Support for multiple emitters in the mobile trackers


#1

I came across this thread on the old user list regarding support for multiple emitters: https://groups.google.com/forum/#!topic/snowplow-user/6ELjJPGRPjU

Any update? I would like to do the same thing: send data to both a realtime and batch collector for one of the workflows I’m attempting to support.


#2

Hi @dcow - no update on this currently, it somewhat fell off the radar. I’ve created a meta-ticket to track the feature:

Add support for multiple emitters #2867


#3

So the interim solution is just use multiple trackers?


#4

Hi @dcow unfortunately due to how the Emitter objects persist data it is not possible to run more than one Tracker at a time. They are all hardcoded to point to one database and one table within that database. There is also no metadata stored with the event to know which Emitter to send it to.


#5

Hi @josh,

What’s the update on this? Is there any time line for supporting multiple emitters form mobile tracker?

And if not currently supported… then what should be the best way to send some events to batch pipeline and some to real time pipeline?


#6

Hi @rahul - there’s no timeline for this support at this time.

Have you tried defining a second tracker instance - what’s the roadblock that you hit doing this?


#7

Hi @alex how does creating 2 instances help? I need to track 2 types of events, 1 real time and other for batch processing. For this I am planning to have 2 collectors. 1 clojure and other scala stream collector.

To do this I need to have 2 emitter objects pointing to 2 different collectors. Correct me if I am wrong.

What is your suggestion for any workaround in this case?


#8

Hi @alex,

Your inputs will be very helpful on this. As we are using snowplow heavily, and our use case demands sending events to both batch pipeline and real time pipeline separately. We will be sending ~100 million events everyday to each pipeline (i.e. 200 million event/day in total).

It would be great if you can help us with any workaround for this, also we would love to have this feature (allowing 2 emitters to send events to 2 different collectors) implemented from snowplow in their stack.

There one more question you can help me with. For real time events we are planning to use Kafka instead of Kinesis.

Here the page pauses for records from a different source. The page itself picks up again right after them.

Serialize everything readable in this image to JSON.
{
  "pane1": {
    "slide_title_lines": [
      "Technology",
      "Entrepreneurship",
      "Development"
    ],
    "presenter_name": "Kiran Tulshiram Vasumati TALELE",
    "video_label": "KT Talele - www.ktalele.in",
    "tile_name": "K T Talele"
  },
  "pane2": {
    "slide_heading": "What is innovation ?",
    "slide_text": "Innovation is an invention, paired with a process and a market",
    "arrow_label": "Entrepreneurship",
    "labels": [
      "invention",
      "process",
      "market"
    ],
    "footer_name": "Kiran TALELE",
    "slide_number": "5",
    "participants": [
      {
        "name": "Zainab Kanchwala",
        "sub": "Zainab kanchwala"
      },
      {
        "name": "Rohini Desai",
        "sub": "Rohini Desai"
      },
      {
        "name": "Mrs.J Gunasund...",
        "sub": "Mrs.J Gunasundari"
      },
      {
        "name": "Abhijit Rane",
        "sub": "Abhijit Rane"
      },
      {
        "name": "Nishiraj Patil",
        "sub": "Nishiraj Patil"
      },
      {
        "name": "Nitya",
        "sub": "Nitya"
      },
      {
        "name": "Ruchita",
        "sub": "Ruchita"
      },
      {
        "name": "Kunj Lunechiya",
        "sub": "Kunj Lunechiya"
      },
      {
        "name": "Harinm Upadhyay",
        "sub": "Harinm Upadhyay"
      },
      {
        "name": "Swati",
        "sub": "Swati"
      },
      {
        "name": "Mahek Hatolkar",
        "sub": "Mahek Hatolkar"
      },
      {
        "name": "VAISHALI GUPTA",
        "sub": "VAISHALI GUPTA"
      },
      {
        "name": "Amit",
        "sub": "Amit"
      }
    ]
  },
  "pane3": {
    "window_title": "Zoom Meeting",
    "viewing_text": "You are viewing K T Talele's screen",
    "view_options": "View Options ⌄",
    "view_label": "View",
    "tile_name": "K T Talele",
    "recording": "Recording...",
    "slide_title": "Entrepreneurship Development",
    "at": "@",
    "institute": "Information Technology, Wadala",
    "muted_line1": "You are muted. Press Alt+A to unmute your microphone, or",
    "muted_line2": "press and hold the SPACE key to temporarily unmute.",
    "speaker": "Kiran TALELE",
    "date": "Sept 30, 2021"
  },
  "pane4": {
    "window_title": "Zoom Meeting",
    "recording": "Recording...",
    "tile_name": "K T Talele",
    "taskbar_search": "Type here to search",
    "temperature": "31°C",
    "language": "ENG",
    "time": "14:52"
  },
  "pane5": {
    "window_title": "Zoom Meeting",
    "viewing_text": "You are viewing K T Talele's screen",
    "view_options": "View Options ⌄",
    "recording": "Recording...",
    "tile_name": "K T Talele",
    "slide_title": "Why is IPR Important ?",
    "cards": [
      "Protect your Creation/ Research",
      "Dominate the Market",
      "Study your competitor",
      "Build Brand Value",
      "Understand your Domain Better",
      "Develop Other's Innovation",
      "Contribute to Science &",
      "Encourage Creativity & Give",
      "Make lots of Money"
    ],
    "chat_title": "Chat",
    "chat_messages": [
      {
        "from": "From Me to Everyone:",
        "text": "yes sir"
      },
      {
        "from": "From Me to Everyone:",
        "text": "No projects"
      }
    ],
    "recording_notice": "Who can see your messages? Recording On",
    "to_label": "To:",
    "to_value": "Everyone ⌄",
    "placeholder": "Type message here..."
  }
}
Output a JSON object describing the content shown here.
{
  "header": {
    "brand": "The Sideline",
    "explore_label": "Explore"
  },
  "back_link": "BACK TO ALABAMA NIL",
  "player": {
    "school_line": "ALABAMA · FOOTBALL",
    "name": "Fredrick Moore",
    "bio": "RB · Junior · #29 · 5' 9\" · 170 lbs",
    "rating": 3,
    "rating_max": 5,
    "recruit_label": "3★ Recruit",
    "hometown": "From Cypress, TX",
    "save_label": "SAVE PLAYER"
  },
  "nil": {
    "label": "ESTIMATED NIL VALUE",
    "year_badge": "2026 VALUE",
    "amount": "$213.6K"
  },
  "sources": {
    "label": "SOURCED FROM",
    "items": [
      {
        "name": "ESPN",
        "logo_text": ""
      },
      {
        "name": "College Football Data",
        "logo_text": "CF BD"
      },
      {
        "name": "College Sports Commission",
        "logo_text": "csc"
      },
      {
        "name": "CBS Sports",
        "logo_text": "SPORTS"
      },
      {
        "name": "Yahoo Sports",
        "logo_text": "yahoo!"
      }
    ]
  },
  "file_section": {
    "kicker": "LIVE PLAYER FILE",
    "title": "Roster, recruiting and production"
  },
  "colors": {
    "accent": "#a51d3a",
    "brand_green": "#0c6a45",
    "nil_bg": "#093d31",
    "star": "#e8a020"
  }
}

As the snowplow documentation of Snowplow 85 Metamorphosis says that Kafka support is in Beta :

  • Is it still in Beta? Can we use this on production ?
  • If yes, then how many companies (it would be great if you can name a few) using this on production?

These answers will make us move ahead with confidence on this implementation.


#9

Hi @rahul - the Snowplow Kafka support is still relatively immature compared to our AWS batch and real-time pipelines. Please do share your findings as you roll-out your deployment through testing into production.

We’re not aware of a workaround - I think the most straightforward solution here is for the multiple emitters to be supported by the trackers.


#10

@alex thank you for your reply. We will sure share our findings here. We will experiment with multiple emitters sending data to multiple collectors and also with the snowplow kafka pipeline.
Also how can I raise the request to get this feature implemented in snowplow stack? I believe later or sooner many others will also feel the need of supporting multiple emitters to be able to send events to multiple collectors.


#11

Hi @rahul - we’ll reach out separately to discuss the multiple emitters feature with you.